Community Finance: David Henderson 

START Innovator David Henderson was inspired to utilize his entrepreneurial skills to create a service that helps to alleviate the financial insecurity that is felt acutely by so many low-income Americans. 

His non-profit startup, Giving Credit, is a social credit network that amplifies community finance by bringing transparency to informal lending networks, protecting peer-lenders against loan loss through loan guarantees, reporting informal loan repayment to credit bureaus, and enabling lenders to deduct loan-loss from Federal income taxes. 

“There is a huge disconnect between the way government anti-poverty programs and non-profits look at impoverished communities and how they actually are,” Henderson explains. “Most programs assume individual failure.
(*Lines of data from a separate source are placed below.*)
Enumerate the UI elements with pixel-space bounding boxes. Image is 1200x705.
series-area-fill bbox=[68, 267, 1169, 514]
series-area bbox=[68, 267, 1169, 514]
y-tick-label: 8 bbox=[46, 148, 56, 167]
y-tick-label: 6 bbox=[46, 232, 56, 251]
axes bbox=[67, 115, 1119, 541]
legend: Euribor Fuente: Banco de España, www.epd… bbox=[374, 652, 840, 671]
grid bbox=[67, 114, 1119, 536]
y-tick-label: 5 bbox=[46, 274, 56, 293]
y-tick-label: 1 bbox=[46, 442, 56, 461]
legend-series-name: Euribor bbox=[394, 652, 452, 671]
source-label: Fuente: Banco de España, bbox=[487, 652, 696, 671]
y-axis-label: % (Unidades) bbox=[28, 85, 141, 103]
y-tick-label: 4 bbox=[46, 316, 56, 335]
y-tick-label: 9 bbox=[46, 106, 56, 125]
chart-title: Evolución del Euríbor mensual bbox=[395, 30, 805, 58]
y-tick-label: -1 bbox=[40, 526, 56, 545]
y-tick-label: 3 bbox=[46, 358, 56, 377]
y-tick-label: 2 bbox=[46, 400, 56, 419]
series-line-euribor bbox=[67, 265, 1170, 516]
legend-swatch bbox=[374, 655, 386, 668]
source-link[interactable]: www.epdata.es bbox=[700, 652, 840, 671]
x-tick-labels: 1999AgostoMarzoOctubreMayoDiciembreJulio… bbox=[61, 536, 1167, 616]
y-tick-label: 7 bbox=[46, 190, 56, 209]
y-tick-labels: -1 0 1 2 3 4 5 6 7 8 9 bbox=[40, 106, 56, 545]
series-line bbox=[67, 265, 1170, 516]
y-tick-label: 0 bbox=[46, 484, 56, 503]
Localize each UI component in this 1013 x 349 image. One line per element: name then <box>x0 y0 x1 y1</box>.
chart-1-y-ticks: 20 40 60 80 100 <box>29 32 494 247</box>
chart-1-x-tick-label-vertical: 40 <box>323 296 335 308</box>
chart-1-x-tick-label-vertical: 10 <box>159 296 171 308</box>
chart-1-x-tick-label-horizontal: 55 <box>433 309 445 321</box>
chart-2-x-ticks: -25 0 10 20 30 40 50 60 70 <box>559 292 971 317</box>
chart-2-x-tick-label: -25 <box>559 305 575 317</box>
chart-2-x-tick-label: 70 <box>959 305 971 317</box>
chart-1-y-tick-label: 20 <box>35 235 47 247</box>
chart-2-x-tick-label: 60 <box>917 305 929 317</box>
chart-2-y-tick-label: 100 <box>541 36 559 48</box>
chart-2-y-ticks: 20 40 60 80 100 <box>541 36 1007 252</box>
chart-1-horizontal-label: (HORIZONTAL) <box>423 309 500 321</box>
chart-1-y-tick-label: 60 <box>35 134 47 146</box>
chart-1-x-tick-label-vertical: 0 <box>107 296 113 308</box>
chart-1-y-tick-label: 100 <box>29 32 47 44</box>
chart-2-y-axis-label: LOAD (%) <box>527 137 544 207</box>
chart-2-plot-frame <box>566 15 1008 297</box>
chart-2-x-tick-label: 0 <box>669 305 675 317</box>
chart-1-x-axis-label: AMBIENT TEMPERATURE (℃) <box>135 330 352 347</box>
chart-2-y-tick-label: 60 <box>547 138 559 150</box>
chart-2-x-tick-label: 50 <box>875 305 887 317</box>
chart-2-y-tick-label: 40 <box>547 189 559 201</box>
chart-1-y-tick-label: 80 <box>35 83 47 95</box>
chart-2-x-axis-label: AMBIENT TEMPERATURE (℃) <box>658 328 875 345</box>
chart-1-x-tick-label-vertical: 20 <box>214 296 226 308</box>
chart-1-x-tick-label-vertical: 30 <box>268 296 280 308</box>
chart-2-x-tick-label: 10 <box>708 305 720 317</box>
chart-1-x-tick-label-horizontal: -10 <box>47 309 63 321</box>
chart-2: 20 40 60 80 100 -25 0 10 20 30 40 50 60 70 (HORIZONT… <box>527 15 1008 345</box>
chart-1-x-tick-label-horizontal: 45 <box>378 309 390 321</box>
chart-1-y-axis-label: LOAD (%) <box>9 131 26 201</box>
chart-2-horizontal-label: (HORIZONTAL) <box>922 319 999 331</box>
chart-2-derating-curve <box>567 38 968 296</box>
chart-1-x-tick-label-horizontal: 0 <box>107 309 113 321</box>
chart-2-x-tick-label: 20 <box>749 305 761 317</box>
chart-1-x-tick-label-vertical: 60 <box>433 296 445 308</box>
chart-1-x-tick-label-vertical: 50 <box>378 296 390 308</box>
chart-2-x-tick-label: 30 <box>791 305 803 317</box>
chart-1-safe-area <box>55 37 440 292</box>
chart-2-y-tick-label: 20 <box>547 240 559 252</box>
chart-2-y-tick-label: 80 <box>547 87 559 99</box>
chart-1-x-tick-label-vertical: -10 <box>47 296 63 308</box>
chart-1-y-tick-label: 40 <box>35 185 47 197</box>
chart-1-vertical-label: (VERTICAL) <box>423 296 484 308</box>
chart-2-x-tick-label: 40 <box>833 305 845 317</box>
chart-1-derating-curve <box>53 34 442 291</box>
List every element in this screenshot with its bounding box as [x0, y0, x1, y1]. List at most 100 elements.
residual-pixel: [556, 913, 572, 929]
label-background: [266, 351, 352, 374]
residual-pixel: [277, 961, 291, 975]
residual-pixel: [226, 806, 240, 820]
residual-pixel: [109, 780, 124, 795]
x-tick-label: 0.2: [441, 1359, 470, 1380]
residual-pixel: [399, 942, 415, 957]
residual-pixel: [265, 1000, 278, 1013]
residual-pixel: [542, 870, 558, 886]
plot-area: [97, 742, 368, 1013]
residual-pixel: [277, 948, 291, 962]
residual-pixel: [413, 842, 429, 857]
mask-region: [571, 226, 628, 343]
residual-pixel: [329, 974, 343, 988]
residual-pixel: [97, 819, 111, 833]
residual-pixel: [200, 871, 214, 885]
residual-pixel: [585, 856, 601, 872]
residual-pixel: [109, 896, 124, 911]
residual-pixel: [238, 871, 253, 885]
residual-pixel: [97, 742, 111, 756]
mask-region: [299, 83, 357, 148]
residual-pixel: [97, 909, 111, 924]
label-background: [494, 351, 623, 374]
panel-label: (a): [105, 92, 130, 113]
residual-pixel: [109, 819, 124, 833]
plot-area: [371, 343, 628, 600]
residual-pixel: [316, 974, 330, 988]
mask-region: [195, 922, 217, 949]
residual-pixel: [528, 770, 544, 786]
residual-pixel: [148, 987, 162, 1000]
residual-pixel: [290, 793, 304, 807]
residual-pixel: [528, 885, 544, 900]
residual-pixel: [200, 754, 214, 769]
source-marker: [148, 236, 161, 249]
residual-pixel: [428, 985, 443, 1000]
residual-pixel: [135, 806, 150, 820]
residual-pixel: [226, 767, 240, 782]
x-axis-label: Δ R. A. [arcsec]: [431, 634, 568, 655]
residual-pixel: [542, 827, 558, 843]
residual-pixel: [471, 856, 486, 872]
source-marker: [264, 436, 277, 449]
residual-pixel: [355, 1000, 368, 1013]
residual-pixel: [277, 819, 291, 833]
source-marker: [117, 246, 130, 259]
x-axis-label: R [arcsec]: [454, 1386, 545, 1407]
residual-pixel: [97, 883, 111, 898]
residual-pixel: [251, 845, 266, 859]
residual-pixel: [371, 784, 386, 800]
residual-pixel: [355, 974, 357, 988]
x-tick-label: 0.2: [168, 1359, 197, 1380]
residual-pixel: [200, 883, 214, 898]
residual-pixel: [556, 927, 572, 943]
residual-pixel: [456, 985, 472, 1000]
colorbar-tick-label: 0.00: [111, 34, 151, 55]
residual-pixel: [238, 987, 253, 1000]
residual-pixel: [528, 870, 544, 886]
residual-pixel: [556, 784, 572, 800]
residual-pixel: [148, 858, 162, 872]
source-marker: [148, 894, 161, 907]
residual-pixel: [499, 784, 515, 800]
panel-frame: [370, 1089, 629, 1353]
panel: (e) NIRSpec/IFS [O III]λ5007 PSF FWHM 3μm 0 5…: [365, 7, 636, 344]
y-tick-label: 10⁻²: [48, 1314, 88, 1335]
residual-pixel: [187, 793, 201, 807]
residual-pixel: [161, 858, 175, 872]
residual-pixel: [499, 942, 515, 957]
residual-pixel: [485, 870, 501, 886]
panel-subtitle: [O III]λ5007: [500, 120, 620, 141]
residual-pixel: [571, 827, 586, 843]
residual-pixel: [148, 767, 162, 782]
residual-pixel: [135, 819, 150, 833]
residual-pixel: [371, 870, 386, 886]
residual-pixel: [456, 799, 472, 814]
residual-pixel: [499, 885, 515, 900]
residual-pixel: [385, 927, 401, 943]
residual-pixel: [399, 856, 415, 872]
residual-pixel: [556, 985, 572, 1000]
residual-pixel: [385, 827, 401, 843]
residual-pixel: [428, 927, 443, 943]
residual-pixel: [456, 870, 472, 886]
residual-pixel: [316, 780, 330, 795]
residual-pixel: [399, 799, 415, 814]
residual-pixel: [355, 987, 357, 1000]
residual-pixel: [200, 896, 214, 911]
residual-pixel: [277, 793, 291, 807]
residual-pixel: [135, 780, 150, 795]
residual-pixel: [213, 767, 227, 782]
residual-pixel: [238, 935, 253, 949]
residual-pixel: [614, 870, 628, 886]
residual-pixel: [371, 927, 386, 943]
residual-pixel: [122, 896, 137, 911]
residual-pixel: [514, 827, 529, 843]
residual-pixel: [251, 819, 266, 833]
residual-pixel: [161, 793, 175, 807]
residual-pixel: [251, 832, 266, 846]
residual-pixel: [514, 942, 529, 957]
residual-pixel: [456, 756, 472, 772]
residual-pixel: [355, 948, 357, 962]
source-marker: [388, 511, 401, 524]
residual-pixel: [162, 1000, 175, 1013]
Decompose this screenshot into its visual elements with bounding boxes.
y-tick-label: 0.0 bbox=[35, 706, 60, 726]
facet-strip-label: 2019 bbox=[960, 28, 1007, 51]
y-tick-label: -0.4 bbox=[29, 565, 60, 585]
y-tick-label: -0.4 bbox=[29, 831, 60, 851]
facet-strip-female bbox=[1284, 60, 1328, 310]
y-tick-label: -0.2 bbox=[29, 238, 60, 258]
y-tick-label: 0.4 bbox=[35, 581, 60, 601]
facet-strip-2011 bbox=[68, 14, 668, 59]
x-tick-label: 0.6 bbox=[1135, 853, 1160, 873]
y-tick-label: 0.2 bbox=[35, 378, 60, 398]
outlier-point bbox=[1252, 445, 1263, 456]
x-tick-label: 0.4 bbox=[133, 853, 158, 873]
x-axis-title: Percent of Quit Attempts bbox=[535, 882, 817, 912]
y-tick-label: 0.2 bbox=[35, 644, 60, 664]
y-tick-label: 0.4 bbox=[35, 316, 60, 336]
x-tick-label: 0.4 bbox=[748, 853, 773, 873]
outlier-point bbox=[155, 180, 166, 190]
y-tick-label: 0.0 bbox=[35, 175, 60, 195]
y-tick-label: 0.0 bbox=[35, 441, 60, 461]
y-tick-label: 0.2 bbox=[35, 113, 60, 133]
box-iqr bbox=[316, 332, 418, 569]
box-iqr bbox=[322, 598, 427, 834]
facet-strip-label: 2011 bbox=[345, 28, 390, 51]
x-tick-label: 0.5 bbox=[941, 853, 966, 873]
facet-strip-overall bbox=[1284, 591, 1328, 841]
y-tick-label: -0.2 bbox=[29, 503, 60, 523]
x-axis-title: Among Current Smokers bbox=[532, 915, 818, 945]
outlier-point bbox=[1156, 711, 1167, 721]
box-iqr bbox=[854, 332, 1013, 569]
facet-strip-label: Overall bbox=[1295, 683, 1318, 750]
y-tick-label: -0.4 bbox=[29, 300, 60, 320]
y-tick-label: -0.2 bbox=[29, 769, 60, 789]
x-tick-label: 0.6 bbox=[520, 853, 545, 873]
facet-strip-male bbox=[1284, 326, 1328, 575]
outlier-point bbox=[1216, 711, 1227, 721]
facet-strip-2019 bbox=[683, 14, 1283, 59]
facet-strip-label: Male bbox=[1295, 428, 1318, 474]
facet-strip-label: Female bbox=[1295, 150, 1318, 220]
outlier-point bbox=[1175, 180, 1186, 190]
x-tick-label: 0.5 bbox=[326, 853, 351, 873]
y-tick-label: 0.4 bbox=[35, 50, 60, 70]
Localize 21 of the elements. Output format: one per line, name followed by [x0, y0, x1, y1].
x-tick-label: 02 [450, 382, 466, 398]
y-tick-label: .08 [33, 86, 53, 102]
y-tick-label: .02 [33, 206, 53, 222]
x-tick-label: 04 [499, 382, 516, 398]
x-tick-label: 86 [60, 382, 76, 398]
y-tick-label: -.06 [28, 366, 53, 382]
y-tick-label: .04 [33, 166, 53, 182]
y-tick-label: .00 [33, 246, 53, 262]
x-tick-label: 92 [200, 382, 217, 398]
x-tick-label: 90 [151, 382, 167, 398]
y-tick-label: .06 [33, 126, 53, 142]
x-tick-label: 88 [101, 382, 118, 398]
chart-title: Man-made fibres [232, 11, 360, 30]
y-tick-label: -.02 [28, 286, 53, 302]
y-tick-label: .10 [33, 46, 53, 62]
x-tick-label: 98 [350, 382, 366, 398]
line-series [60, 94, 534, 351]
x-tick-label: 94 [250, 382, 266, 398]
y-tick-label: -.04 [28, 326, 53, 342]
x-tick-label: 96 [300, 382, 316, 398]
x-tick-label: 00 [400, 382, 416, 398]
I am developing a solution that capitalizes on human resilience and empathy.” Henderson is working within the existing peer-to-peer lending networks that already exist in low-income communities throughout America. His platform will help individuals through difficult financial moments while also giving them the track record that they need to enter the mainstream banking system.  

Henderson is working with Professor Frederick Wherry to ensure that key learnings from his Dignity and Debt network are incorporated into Giving Credit’s offerings.  

Through the assistance of the START program and the greater Princeton community, Henderson plans to move beyond the pilot phase to meaningfully expand Giving Credit via strong partnerships and a sustainable operating model. 


Educational Excellence in Africa: Khadidiatou Sall 

Khadidiatou Sall, known as Khady, joins the START Innovators program with the goal of transforming STEAM education and infrastructure in Africa – starting with her home country of Senegal. Prior to coming to Princeton, she already created a molecular genetics and bioinformatics degree at a public university in Senegal. This program is the first of its kind in West Africa. Graduates of this program are equipped to contribute meaningfully to the scientific community both at home and abroad. This degree program is Khady’s first step in her long-term plan to build world-class research capability in Africa. 

In addition to her work in academia, Khady has founded two impactful ventures: SeeSD, a non-profit organization dedicated to promoting STEAM education, and Ubbil, a startup incubator. 

Upon completing her PhD in Molecular and Cellular Biology in the United States, Khady had to make the difficult decision between working in a cutting-edge research institution in the US or Europe or returning to Senegal. She is working to create the strong scientific ecosystem in Senegal that she would have liked to come home to.  

“Growing up in a region where access to quality education was limited, I witnessed firsthand the barriers and inequalities that hindered the growth and potential of talented individuals. I was lucky to have an opportunity to later study abroad in France and the U.S. This experience ignited my motivation to bridge this educational divide and empower others with the necessary skills and knowledge to thrive in the modern world.” 

“I am thrilled to be working with Princeton Professor Leonard Wantchekon, founder of the highly successful African School of Economics. I have so much to learn from his experience. While I am only at the beginning of my time as a START Innovator, I have already reaped the benefits of the ecosystem both on campus and via the larger Princeton ecosystem. I look forward to building the world-class learning, incubation and research center that I wish had existed when I completed my PhD in molecular biology.”